Early results of the General Land Office Surveys appear.
This map is one of the best regional maps of the period, showing remarkable Indian detail, early forts, explorer's routes, mining information and a wonderful look at the evolving geographical knowledge of the region. Following the end of the Civil War, this region was explored again in earnest, and with substantial new information being added north of the Wind River Range.
Many early Indian Reservations noted. Gold regions are noted.
A terrific early map, one of the few regional maps to appear in a commercial atlas.

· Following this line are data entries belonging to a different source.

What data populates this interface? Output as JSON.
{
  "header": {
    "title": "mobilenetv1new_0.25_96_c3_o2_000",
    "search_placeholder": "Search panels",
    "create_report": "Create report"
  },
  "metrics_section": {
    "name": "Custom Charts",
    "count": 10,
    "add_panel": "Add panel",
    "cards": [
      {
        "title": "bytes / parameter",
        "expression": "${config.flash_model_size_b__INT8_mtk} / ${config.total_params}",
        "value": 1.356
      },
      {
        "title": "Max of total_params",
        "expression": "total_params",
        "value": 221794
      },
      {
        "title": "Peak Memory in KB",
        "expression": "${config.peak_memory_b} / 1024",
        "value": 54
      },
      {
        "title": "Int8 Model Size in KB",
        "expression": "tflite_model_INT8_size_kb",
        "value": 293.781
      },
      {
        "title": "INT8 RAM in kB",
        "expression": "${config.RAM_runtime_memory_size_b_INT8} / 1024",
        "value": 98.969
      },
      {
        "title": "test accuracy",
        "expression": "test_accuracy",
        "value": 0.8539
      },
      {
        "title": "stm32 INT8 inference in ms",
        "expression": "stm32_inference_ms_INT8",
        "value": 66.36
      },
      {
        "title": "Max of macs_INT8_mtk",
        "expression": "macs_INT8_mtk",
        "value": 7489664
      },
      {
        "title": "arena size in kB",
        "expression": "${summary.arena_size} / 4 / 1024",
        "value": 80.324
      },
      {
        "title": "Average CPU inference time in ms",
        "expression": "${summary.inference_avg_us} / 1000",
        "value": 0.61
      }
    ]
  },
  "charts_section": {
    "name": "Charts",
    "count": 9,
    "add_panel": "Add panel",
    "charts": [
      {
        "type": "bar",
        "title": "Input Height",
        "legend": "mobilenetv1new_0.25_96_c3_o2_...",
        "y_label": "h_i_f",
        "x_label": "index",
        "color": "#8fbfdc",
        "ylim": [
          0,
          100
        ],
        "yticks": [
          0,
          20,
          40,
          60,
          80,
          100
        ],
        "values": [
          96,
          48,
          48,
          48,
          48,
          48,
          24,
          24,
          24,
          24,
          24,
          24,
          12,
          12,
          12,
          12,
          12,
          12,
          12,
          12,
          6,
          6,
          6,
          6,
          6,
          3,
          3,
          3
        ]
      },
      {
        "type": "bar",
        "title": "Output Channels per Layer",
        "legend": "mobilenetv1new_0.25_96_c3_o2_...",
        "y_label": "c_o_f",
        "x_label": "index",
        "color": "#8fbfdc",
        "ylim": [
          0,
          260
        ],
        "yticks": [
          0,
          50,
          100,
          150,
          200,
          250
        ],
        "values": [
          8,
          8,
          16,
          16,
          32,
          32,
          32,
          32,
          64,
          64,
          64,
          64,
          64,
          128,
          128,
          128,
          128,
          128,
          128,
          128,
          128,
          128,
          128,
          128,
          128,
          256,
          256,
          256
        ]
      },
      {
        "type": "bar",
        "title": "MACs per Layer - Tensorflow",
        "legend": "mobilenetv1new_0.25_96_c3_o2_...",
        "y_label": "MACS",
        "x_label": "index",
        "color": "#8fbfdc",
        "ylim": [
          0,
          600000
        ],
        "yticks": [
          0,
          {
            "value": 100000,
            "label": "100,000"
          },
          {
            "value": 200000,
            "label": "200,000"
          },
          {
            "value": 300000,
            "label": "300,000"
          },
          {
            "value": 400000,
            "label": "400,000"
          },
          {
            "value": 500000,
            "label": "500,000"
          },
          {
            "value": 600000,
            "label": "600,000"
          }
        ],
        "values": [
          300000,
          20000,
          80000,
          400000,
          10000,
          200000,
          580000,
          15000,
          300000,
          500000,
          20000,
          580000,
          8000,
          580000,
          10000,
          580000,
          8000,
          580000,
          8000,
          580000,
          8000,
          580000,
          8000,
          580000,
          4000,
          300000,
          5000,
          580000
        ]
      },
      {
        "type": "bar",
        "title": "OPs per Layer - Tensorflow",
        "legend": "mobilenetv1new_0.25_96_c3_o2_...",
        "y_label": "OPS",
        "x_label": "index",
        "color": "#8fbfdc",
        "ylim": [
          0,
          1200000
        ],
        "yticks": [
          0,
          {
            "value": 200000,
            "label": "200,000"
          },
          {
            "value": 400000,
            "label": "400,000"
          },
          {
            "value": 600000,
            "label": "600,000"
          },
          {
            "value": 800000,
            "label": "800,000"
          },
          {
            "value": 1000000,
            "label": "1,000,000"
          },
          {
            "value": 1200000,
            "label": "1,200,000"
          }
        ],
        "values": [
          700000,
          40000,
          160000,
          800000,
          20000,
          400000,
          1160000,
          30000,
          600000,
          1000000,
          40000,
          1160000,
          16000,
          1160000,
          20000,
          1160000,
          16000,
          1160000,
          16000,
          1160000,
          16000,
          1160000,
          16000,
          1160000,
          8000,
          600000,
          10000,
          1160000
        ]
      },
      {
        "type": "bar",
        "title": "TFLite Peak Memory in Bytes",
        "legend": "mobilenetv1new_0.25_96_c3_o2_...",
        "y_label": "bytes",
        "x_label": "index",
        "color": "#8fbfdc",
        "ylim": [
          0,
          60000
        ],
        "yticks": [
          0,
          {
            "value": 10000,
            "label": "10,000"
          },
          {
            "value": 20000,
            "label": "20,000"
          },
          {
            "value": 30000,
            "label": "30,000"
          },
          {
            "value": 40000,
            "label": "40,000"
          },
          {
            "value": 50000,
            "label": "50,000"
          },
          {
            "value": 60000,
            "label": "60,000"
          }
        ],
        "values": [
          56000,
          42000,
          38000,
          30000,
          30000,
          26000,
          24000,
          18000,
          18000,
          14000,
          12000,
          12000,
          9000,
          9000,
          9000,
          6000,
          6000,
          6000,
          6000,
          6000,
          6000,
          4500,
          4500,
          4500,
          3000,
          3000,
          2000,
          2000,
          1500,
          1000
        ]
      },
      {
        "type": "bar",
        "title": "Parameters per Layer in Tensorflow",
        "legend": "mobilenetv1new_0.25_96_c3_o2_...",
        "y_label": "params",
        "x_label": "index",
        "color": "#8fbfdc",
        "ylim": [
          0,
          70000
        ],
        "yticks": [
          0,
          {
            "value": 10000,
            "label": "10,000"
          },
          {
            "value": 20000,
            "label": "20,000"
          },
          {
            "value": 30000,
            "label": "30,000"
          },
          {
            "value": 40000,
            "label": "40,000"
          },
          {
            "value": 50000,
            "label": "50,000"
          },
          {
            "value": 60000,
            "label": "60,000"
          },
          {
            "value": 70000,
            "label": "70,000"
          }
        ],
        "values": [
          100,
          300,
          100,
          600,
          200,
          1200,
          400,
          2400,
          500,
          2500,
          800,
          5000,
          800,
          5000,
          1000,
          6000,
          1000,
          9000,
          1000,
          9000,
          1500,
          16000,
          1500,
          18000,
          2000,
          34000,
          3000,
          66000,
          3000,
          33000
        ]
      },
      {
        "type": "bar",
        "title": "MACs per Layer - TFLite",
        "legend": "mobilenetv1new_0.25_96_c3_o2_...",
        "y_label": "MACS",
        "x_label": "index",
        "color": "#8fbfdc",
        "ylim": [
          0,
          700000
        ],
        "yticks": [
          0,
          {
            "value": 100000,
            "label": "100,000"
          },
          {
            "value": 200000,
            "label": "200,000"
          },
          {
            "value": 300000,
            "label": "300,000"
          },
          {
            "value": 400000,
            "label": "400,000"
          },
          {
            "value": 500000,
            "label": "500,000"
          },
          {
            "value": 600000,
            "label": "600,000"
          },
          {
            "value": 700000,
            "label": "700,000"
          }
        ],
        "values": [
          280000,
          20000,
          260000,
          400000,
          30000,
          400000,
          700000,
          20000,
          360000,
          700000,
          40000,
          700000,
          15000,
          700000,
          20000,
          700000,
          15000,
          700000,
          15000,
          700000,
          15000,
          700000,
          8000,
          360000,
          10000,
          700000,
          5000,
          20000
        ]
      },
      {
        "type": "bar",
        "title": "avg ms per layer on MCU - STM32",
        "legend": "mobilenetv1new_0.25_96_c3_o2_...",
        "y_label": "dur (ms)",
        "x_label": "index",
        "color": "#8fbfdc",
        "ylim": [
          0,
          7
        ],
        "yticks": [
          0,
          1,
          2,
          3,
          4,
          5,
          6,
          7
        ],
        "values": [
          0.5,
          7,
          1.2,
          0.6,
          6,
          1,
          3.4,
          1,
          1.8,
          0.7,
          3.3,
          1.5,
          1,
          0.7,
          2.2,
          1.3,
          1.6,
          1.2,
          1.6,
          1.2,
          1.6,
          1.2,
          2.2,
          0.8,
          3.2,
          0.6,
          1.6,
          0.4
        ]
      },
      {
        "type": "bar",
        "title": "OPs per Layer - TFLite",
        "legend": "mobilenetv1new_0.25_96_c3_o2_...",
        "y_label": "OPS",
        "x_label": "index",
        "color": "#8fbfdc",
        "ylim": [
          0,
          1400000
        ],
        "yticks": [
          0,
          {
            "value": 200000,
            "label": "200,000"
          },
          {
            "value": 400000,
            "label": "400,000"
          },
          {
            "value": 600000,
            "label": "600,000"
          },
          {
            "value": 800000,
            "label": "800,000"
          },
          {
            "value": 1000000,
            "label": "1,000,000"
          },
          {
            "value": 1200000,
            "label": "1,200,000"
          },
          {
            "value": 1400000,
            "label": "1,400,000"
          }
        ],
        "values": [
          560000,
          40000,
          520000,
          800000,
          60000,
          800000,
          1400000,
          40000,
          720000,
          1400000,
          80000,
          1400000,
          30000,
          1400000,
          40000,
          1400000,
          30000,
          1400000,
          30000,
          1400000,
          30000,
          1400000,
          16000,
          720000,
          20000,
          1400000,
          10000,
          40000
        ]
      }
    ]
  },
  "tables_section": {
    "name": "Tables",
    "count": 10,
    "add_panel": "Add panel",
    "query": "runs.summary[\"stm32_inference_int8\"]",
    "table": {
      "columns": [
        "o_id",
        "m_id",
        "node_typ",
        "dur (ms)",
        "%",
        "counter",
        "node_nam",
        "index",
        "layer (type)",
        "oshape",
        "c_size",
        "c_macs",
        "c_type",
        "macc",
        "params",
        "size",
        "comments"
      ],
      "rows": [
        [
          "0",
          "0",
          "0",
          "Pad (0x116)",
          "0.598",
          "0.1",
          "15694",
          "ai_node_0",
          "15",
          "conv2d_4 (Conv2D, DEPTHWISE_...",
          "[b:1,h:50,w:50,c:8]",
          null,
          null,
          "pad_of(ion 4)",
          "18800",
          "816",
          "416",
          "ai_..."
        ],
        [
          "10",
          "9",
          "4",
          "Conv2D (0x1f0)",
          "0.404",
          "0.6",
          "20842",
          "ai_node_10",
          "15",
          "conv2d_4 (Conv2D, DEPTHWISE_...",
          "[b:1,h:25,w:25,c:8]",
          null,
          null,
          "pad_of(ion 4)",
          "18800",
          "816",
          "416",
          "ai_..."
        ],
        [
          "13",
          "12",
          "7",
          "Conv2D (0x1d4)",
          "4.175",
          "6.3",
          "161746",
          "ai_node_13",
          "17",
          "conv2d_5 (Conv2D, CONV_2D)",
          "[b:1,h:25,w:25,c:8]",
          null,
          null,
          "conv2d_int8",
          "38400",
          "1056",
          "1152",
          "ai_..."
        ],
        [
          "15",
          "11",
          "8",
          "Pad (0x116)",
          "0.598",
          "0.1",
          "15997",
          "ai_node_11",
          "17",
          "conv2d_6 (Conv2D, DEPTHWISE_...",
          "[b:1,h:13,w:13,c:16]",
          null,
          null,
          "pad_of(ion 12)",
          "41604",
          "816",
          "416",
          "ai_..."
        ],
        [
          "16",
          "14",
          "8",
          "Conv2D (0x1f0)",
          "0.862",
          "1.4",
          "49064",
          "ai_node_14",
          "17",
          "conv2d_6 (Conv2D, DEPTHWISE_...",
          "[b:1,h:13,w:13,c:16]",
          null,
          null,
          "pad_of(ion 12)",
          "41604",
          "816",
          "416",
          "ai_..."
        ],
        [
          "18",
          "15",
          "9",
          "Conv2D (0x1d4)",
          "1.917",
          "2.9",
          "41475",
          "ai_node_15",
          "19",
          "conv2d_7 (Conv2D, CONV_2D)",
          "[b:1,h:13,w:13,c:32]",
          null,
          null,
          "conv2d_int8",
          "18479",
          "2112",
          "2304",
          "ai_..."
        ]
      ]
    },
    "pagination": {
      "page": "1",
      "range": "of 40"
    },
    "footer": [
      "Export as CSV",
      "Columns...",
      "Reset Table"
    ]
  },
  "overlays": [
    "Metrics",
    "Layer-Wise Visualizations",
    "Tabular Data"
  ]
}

G. W. & C. B. Colton was a prominent family firm of mapmakers who were leaders in the American map trade in the nineteenth century. The business was founded by Joseph Hutchins Colton (1800-1893) who bought copyrights to existing maps and oversaw their production. By the 1850s, their output had expanded to include original maps, guidebooks, atlases, and railroad maps. Joseph was succeeded by his sons, George Woolworth (1827-1901) and Charles B. Colton (1831-1916). The firm was renamed G. W. & C. B. Colton as a result. George is thought responsible for their best-known work, the General Atlas, originally published under that title in 1857. In 1898, the brothers merged their business and the firm became Colton, Ohman, & Co., which operated until 1901, when August R. Ohman took on the business alone and dropped the Colton name.